Original Gangster

The G

by Hope Madden

Get to know Dale Dickey. There is nobody else like her in film or TV, and what she brings to a role is grit and authenticity that can be heartbreaking or frightening. In the case of filmmaker Karl R. Hearne’s The G, it’s a bit of both.

Dickey plays Ann, known to her step-granddaughter Emma (Romane Denis, Slaxx) as The G. She smokes a lot, drinks vodka by the bottle, and has a tough time returning her invalid husband’s affection. Until a sketchy doctor tells a scheming judge the couple can’t care for themselves, and before either can change out of their PJs, their new custodian has them locked in a cheerless room with no access to the outside world.

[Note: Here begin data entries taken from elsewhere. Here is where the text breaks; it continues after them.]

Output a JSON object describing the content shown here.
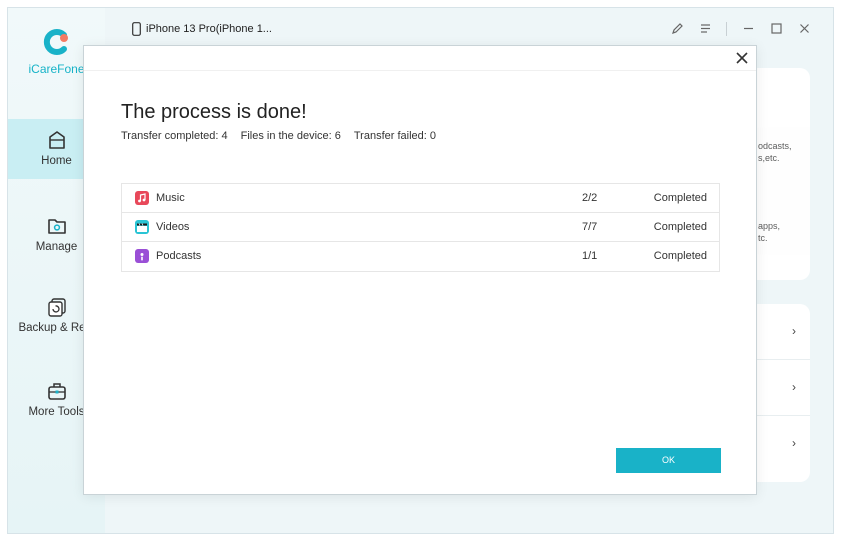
{
  "app": {
    "name": "iCareFone"
  },
  "header": {
    "device_label": "iPhone 13 Pro(iPhone 1..."
  },
  "sidebar": {
    "items": [
      {
        "label": "Home",
        "active": true,
        "icon": "home-icon"
      },
      {
        "label": "Manage",
        "active": false,
        "icon": "folder-gear-icon"
      },
      {
        "label": "Backup & Rest",
        "active": false,
        "icon": "backup-icon"
      },
      {
        "label": "More Tools",
        "active": false,
        "icon": "toolbox-icon"
      }
    ]
  },
  "background": {
    "card_text_1a": "odcasts,",
    "card_text_1b": "s,etc.",
    "card_text_2a": "apps,",
    "card_text_2b": "tc."
  },
  "dialog": {
    "title": "The process is done!",
    "stats": [
      "Transfer completed: 4",
      "Files in the device: 6",
      "Transfer failed: 0"
    ],
    "rows": [
      {
        "name": "Music",
        "count": "2/2",
        "status": "Completed",
        "icon": "music-icon",
        "color": "#e8485a"
      },
      {
        "name": "Videos",
        "count": "7/7",
        "status": "Completed",
        "icon": "clapperboard-icon",
        "color": "#29c4d4"
      },
      {
        "name": "Podcasts",
        "count": "1/1",
        "status": "Completed",
        "icon": "podcast-icon",
        "color": "#9a4fd6"
      }
    ],
    "ok_label": "OK"
  },
  "colors": {
    "accent": "#19b2c8",
    "active_nav": "#c9eef3",
    "brand_text": "#17b3c8"
  }
}
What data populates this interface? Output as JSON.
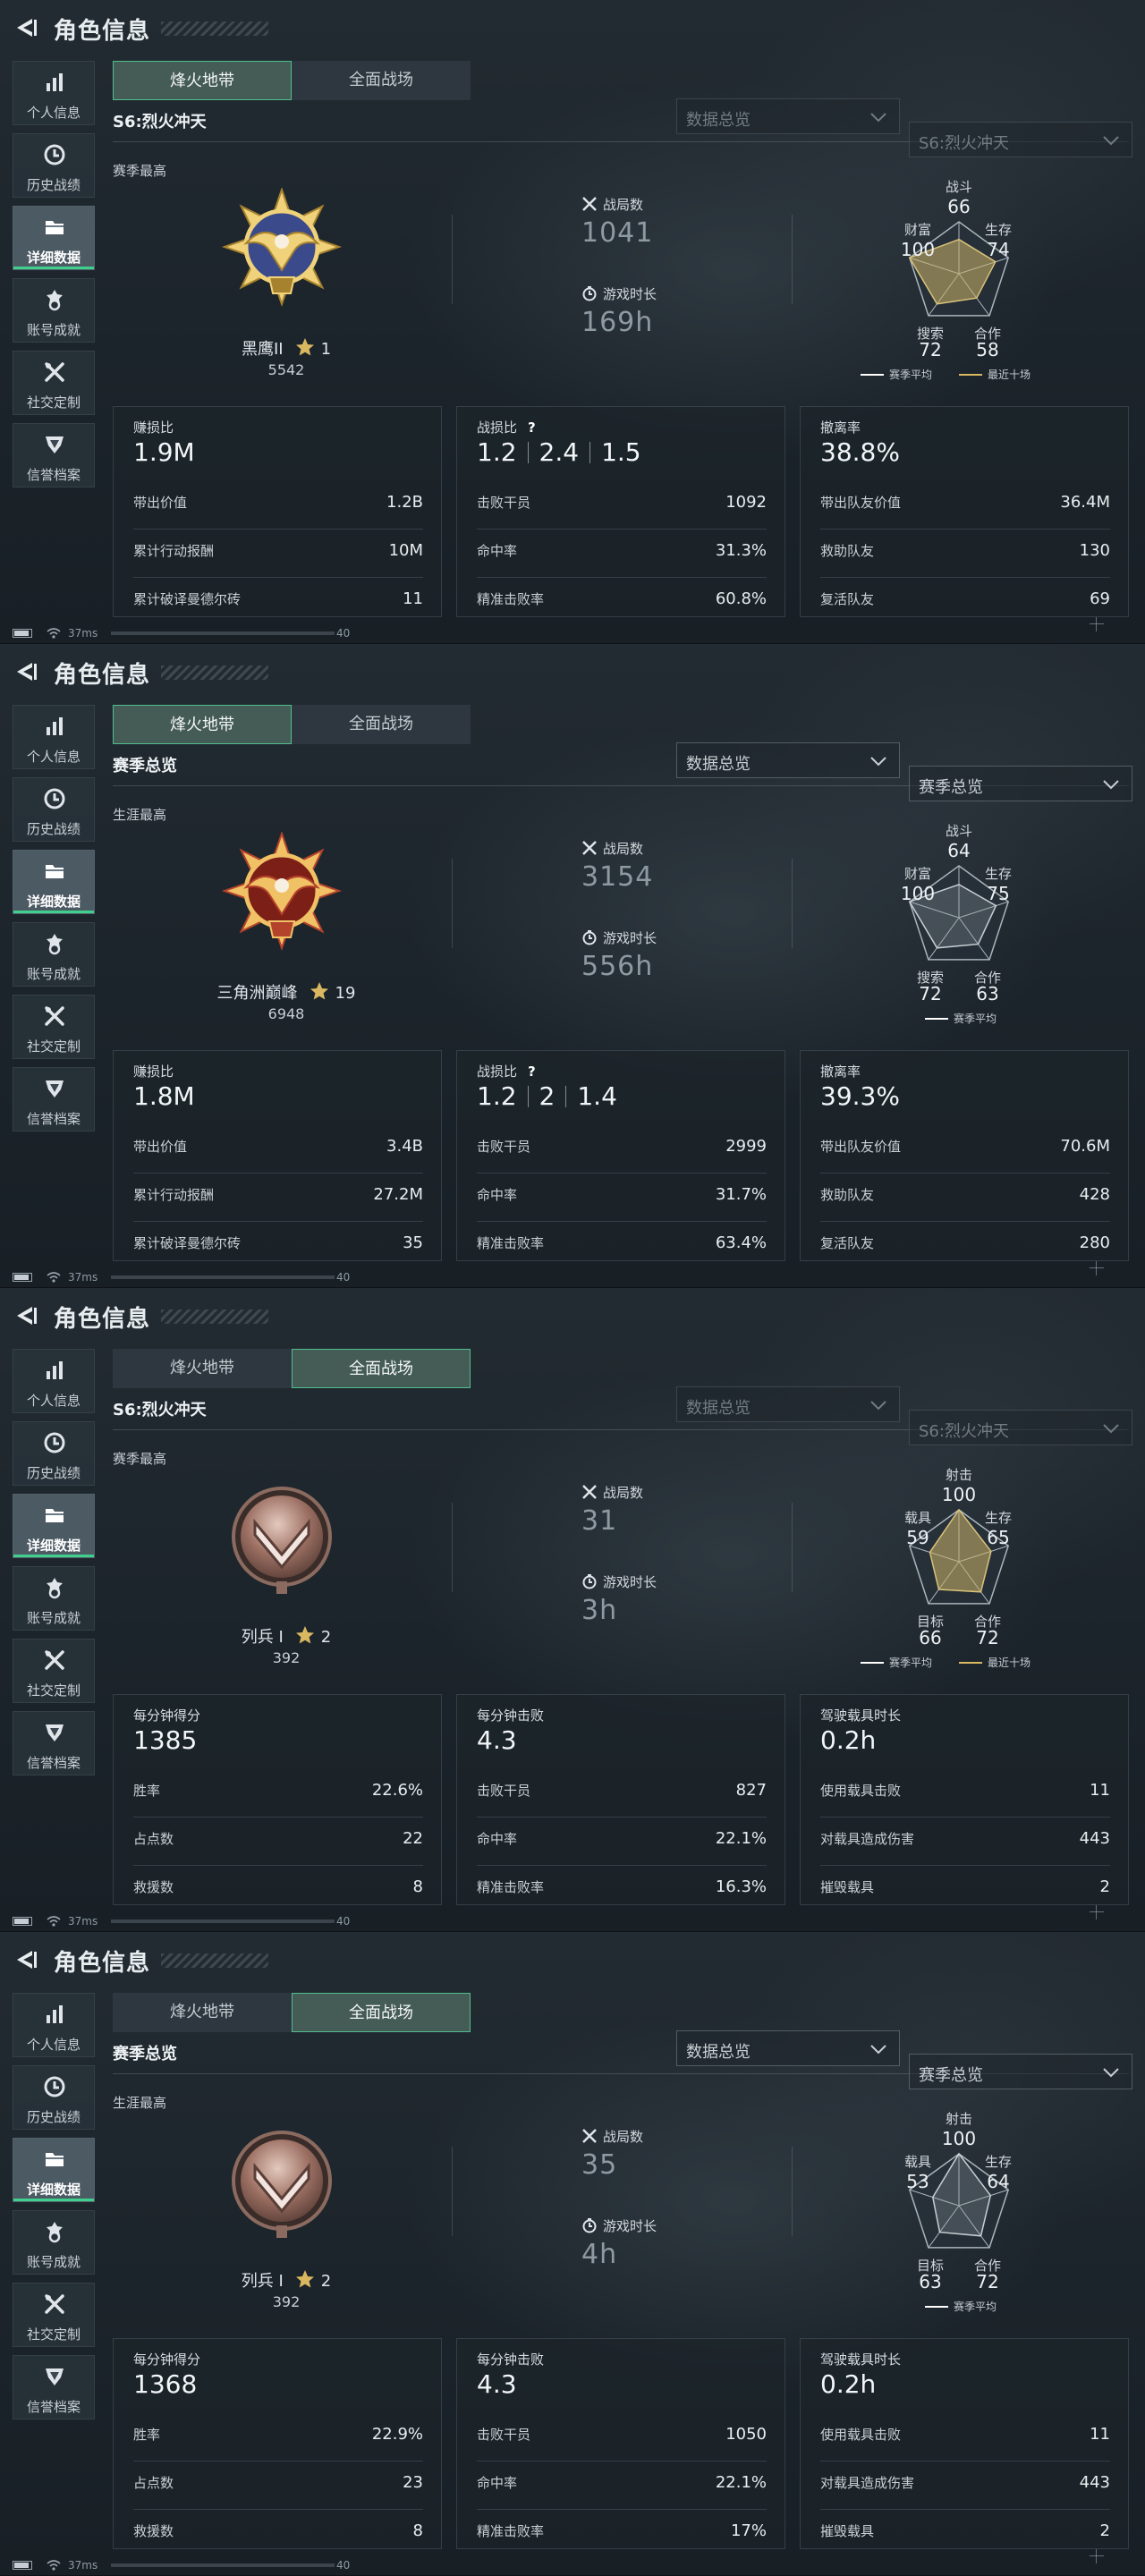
{
  "header": {
    "title": "角色信息"
  },
  "sidebar": {
    "items": [
      {
        "label": "个人信息",
        "icon": "bar-chart-icon"
      },
      {
        "label": "历史战绩",
        "icon": "clock-icon"
      },
      {
        "label": "详细数据",
        "icon": "folder-icon"
      },
      {
        "label": "账号成就",
        "icon": "medal-icon"
      },
      {
        "label": "社交定制",
        "icon": "tools-icon"
      },
      {
        "label": "信誉档案",
        "icon": "shield-icon"
      }
    ],
    "active_index": 2
  },
  "tabs": [
    "烽火地带",
    "全面战场"
  ],
  "colors": {
    "accent_green": "#3fd08e",
    "season_avg": "#ffffff",
    "recent_ten": "#d9b860",
    "radar_fill_gold": "#b9a56a"
  },
  "status": {
    "ping": "37ms",
    "count": "40"
  },
  "screens": [
    {
      "active_tab": 0,
      "subtitle": "S6:烈火冲天",
      "dropdowns": [
        "数据总览",
        "S6:烈火冲天"
      ],
      "dropdowns_dimmed": true,
      "best_label": "赛季最高",
      "rank": {
        "name": "黑鹰II",
        "stars": "1",
        "points": "5542",
        "medal": "gold-eagle"
      },
      "matches": {
        "label": "战局数",
        "value": "1041"
      },
      "playtime": {
        "label": "游戏时长",
        "value": "169h"
      },
      "radar": {
        "labels": [
          "战斗",
          "生存",
          "合作",
          "搜索",
          "财富"
        ],
        "values": [
          66,
          74,
          58,
          72,
          100
        ],
        "style": "gold"
      },
      "legend": [
        "赛季平均",
        "最近十场"
      ],
      "cards": [
        {
          "title": "赚损比",
          "main": [
            "1.9M"
          ],
          "help": "",
          "rows": [
            {
              "k": "带出价值",
              "v": "1.2B"
            },
            {
              "k": "累计行动报酬",
              "v": "10M"
            },
            {
              "k": "累计破译曼德尔砖",
              "v": "11"
            }
          ]
        },
        {
          "title": "战损比",
          "main": [
            "1.2",
            "2.4",
            "1.5"
          ],
          "help": "?",
          "rows": [
            {
              "k": "击败干员",
              "v": "1092"
            },
            {
              "k": "命中率",
              "v": "31.3%"
            },
            {
              "k": "精准击败率",
              "v": "60.8%"
            }
          ]
        },
        {
          "title": "撤离率",
          "main": [
            "38.8%"
          ],
          "help": "",
          "rows": [
            {
              "k": "带出队友价值",
              "v": "36.4M"
            },
            {
              "k": "救助队友",
              "v": "130"
            },
            {
              "k": "复活队友",
              "v": "69"
            }
          ]
        }
      ]
    },
    {
      "active_tab": 0,
      "subtitle": "赛季总览",
      "dropdowns": [
        "数据总览",
        "赛季总览"
      ],
      "dropdowns_dimmed": false,
      "best_label": "生涯最高",
      "rank": {
        "name": "三角洲巅峰",
        "stars": "19",
        "points": "6948",
        "medal": "red-eagle"
      },
      "matches": {
        "label": "战局数",
        "value": "3154"
      },
      "playtime": {
        "label": "游戏时长",
        "value": "556h"
      },
      "radar": {
        "labels": [
          "战斗",
          "生存",
          "合作",
          "搜索",
          "财富"
        ],
        "values": [
          64,
          75,
          63,
          72,
          100
        ],
        "style": "gray"
      },
      "legend": [
        "赛季平均"
      ],
      "cards": [
        {
          "title": "赚损比",
          "main": [
            "1.8M"
          ],
          "help": "",
          "rows": [
            {
              "k": "带出价值",
              "v": "3.4B"
            },
            {
              "k": "累计行动报酬",
              "v": "27.2M"
            },
            {
              "k": "累计破译曼德尔砖",
              "v": "35"
            }
          ]
        },
        {
          "title": "战损比",
          "main": [
            "1.2",
            "2",
            "1.4"
          ],
          "help": "?",
          "rows": [
            {
              "k": "击败干员",
              "v": "2999"
            },
            {
              "k": "命中率",
              "v": "31.7%"
            },
            {
              "k": "精准击败率",
              "v": "63.4%"
            }
          ]
        },
        {
          "title": "撤离率",
          "main": [
            "39.3%"
          ],
          "help": "",
          "rows": [
            {
              "k": "带出队友价值",
              "v": "70.6M"
            },
            {
              "k": "救助队友",
              "v": "428"
            },
            {
              "k": "复活队友",
              "v": "280"
            }
          ]
        }
      ]
    },
    {
      "active_tab": 1,
      "subtitle": "S6:烈火冲天",
      "dropdowns": [
        "数据总览",
        "S6:烈火冲天"
      ],
      "dropdowns_dimmed": true,
      "best_label": "赛季最高",
      "rank": {
        "name": "列兵 I",
        "stars": "2",
        "points": "392",
        "medal": "bronze-chevron"
      },
      "matches": {
        "label": "战局数",
        "value": "31"
      },
      "playtime": {
        "label": "游戏时长",
        "value": "3h"
      },
      "radar": {
        "labels": [
          "射击",
          "生存",
          "合作",
          "目标",
          "载具"
        ],
        "values": [
          100,
          65,
          72,
          66,
          59
        ],
        "style": "gold"
      },
      "legend": [
        "赛季平均",
        "最近十场"
      ],
      "cards": [
        {
          "title": "每分钟得分",
          "main": [
            "1385"
          ],
          "help": "",
          "rows": [
            {
              "k": "胜率",
              "v": "22.6%"
            },
            {
              "k": "占点数",
              "v": "22"
            },
            {
              "k": "救援数",
              "v": "8"
            }
          ]
        },
        {
          "title": "每分钟击败",
          "main": [
            "4.3"
          ],
          "help": "",
          "rows": [
            {
              "k": "击败干员",
              "v": "827"
            },
            {
              "k": "命中率",
              "v": "22.1%"
            },
            {
              "k": "精准击败率",
              "v": "16.3%"
            }
          ]
        },
        {
          "title": "驾驶载具时长",
          "main": [
            "0.2h"
          ],
          "help": "",
          "rows": [
            {
              "k": "使用载具击败",
              "v": "11"
            },
            {
              "k": "对载具造成伤害",
              "v": "443"
            },
            {
              "k": "摧毁载具",
              "v": "2"
            }
          ]
        }
      ]
    },
    {
      "active_tab": 1,
      "subtitle": "赛季总览",
      "dropdowns": [
        "数据总览",
        "赛季总览"
      ],
      "dropdowns_dimmed": false,
      "best_label": "生涯最高",
      "rank": {
        "name": "列兵 I",
        "stars": "2",
        "points": "392",
        "medal": "bronze-chevron"
      },
      "matches": {
        "label": "战局数",
        "value": "35"
      },
      "playtime": {
        "label": "游戏时长",
        "value": "4h"
      },
      "radar": {
        "labels": [
          "射击",
          "生存",
          "合作",
          "目标",
          "载具"
        ],
        "values": [
          100,
          64,
          72,
          63,
          53
        ],
        "style": "gray"
      },
      "legend": [
        "赛季平均"
      ],
      "cards": [
        {
          "title": "每分钟得分",
          "main": [
            "1368"
          ],
          "help": "",
          "rows": [
            {
              "k": "胜率",
              "v": "22.9%"
            },
            {
              "k": "占点数",
              "v": "23"
            },
            {
              "k": "救援数",
              "v": "8"
            }
          ]
        },
        {
          "title": "每分钟击败",
          "main": [
            "4.3"
          ],
          "help": "",
          "rows": [
            {
              "k": "击败干员",
              "v": "1050"
            },
            {
              "k": "命中率",
              "v": "22.1%"
            },
            {
              "k": "精准击败率",
              "v": "17%"
            }
          ]
        },
        {
          "title": "驾驶载具时长",
          "main": [
            "0.2h"
          ],
          "help": "",
          "rows": [
            {
              "k": "使用载具击败",
              "v": "11"
            },
            {
              "k": "对载具造成伤害",
              "v": "443"
            },
            {
              "k": "摧毁载具",
              "v": "2"
            }
          ]
        }
      ]
    }
  ]
}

It’s like I Care a Lot, J Blakeson’s 2020 thriller about the organized, legal business of preying on the elderly. Except The G takes place in a depressed small town where the stakes are lower and the lives considerably less glamorous. But the fantasy is still the same.

Because The G has connections and skills her new facility leadership doesn’t expect.

Dickey is, characteristically, understated, gravely perfection as the wrong granny to cross, but Hearne is not in this for comedy. This is no Thelma. The G mines a horrifying reality of disposable people for indie thrills without abandoning the tragedy at the film’s center.

A plucky Denis and the balance of the supporting cast populates this bleak town with low-rent hoods, smalltown gangsters, sleazy opportunists, and cowards. Hearne complicates the slow boiler without losing the threads or the sense of realism.

There are one or two lapses in logic, but at least as many welcome surprises. The G boasts a tight script and a director who knows how to showcase a lead. And Dickey takes advantage, from the drunken joy of Ann’s face bathed in the artificial light of a bulb she managed to change, to her pitiless growl, “He might last a day out here. Maybe less.”

Dickey’s a treasure, and one filmmakers are finally, truly recognizing. Her finest moment might have been Max Walker-Silverman’s lyrical A Love Song, but Dale Dickey delivers no matter the role.